* Profit 28 cents/shr versus Wall St view 27 cents/shr
* Revenue rises 22 pct but misses estimate
* Shares fall over 3 pct after closing bell (Adds CEO comments of demand outlook)
By Steve James
NEW YORK, April 11 (Reuters) - Alcoa Inc (AA.N), the largest U.S. aluminum producer, reported a first-quarter profit that beat estimates, but its revenue missed Wall Street’s target and its shares dropped 3 percent in after-hours trading on Monday.
Revenue in the quarter rose 22 percent to $5.96 billion, helped by rising prices for aluminum and alumina -- the raw material for the metal -- but it lagged the Wall Street forecast of $6.08 billion.
Also, Alcoa’s output of alumina, or aluminum oxide, used in the production of aluminum metal, dipped slightly in the first quarter to 4.0 million metric tons from 4.2 million in the fourth quarter of 2010.
The company’s shares, which have risen almost 40 percent in the last six months, fell 3.4 percent to $17.17 in after-hours trading on the New York Stock Exchange.
“Alcoa’s had a big run, so I don’t think you’re going to see a lot of upside from this number,” said Stephen Massocca, managing director at Wedbush Morgan in San Francisco.
“What’s really going to worry the market is top-line growth,” said Alan Lancz, president of the Alan B. Lancz & Associates investment advisory firm in Toledo, Ohio.
"They've really improved margins as much as they can, and if you don't get the top-line growth now or it doesn't meet expectations, that leaves the market vulnerable." (For a graphic on Alcoa's earnings click on r.reuters.com/sub98r)
Chairman and Chief Executive Officer Klaus Kleinfeld told Wall Street analysts the company still expected global aluminum demand to grow by 12 percent this year with some industrial sectors, such as heavy trucks, growing even more.
“We expect the aerospace market to grow 7 percent in 2011 -- that’s actually up 1 percent from our previous estimate,” he said, adding it was driven by Boeing and Airbus having a production backlog of six years.
For the automotive sector, Kleinfeld said: “If the recovery continues to be strong, we expect overall on a global basis growth between 5 percent to 11 percent.”
For heavy trucks and trailers, Alcoa has increased its growth estimate to a range of 5 percent to 10 percent and for North America, Kleinfeld said he was projecting truck and trailer growth at the rate of 45 percent to 50 percent this year.
The beverage can segment, he said, was expected to be flat globally, while the weakest sector is still commercial building and construction, with moderate weakness in North America and Europe despite healthy growth in China.
“In North America we expect further contraction of minus 4 percent to minus 8 percent.

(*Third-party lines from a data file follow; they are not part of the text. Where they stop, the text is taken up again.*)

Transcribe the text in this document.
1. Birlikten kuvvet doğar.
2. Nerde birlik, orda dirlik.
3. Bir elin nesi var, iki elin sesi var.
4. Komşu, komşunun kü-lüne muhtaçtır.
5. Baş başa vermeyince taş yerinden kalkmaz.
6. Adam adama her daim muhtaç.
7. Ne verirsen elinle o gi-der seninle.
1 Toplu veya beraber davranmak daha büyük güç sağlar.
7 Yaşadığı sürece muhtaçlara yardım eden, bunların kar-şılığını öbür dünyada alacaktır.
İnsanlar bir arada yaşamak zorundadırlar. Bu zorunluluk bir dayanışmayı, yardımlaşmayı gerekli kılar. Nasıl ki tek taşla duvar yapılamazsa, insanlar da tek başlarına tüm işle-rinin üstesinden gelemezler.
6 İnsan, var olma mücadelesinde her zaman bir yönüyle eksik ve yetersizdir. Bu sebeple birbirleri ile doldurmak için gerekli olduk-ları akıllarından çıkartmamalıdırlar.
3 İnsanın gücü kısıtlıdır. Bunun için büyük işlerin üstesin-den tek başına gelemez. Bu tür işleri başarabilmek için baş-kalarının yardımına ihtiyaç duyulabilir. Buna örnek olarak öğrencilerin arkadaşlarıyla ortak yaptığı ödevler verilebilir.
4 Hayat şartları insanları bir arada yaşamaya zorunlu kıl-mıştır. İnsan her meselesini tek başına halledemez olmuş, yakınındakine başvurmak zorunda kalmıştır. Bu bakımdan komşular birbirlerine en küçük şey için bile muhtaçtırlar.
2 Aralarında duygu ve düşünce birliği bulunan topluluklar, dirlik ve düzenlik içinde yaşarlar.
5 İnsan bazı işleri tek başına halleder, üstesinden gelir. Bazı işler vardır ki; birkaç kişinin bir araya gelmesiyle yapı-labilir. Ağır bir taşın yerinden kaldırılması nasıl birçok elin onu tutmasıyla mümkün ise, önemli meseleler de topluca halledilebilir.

That pretty much shows that when it comes to commercial building and construction in North America, that’s a pretty fragile market still.”
In its earnings release, Alcoa said income from continuing operations, excluding special items, was 28 cents a share. That topped analysts’ expectations of 27 cents a share, according to Thomson Reuters I/B/E/S.
Net first-quarter earnings were $308 million, or 27 cents per share, compared with a net loss of $201 million, or 20 cents per share in the same quarter of 2010, the Pittsburgh-based company said.
Alcoa said the improvement was driven by higher realized prices for aluminum and alumina.
The price of aluminum has climbed more than 30 percent in the past year, from around $1,990 per tonne during the first quarter of 2010. On Monday, aluminum CMAL3 jumped to $2,720 a tonne, a level last seen in August 2008, before ending down $24 at $2,689 a tonne.